The bill was later pared back to only require reporting on how many programs are evidence based, without giving the state power to withdraw funding. But the measure still failed to get out of committee amid objections from 12 of the 13 local health authorities that comprise the Utah Behavioral Health Committee and that contract with the Division of Substance Abuse and Mental Health to provide services.

Miles told Kelsey that it seems to him the local health behavioral health programs in the state "are all focusing on what they (individually) think is working," and asked Kelsey about the feasibility of bringing them to a consensus on what can be considered evidence based.

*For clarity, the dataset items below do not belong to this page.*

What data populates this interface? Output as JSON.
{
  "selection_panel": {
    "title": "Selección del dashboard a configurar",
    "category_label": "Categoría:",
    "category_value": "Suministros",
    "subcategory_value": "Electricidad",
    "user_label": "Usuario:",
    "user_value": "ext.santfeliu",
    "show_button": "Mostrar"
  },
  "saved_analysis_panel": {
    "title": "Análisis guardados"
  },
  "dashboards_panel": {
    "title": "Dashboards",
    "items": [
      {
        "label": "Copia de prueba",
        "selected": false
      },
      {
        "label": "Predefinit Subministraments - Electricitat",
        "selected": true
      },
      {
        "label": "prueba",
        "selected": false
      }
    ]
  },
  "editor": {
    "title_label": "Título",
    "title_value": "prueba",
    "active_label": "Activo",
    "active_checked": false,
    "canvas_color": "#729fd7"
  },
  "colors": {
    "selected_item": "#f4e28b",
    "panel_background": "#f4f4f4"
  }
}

Kelsey responded that the concerns raised during the legislative session "were not necessarily with the direction" of Miles' bill, but how the measure defined what or can't be considered evidence based. He was optimistic those groups don't believe "the discussion is over" regarding the accountability Kelly wants to see.

"You as a payer have every right to ask that this system implement evidence-based practice," Kelsey told Miles.

Mindy Vincent, executive director of Utah Harm Reduction Coalition, cautioned that in trying to pin down the results of any given treatment program, no metrics should be used that could encourage a client to lie to a provider about their sobriety.

"We have to be really careful about what kind of outcomes we're looking for, Vincent said.

Miles responded that he understands metrics measuring results need to look much deeper than abstinence rates. But he added that state legislators, who don't get to see clients' progress up close, need objective ways of understanding how effective the various state-funded programs are.

"How do we know where to put the money?" Miles said. "If they're not getting better, then let's not go down that road."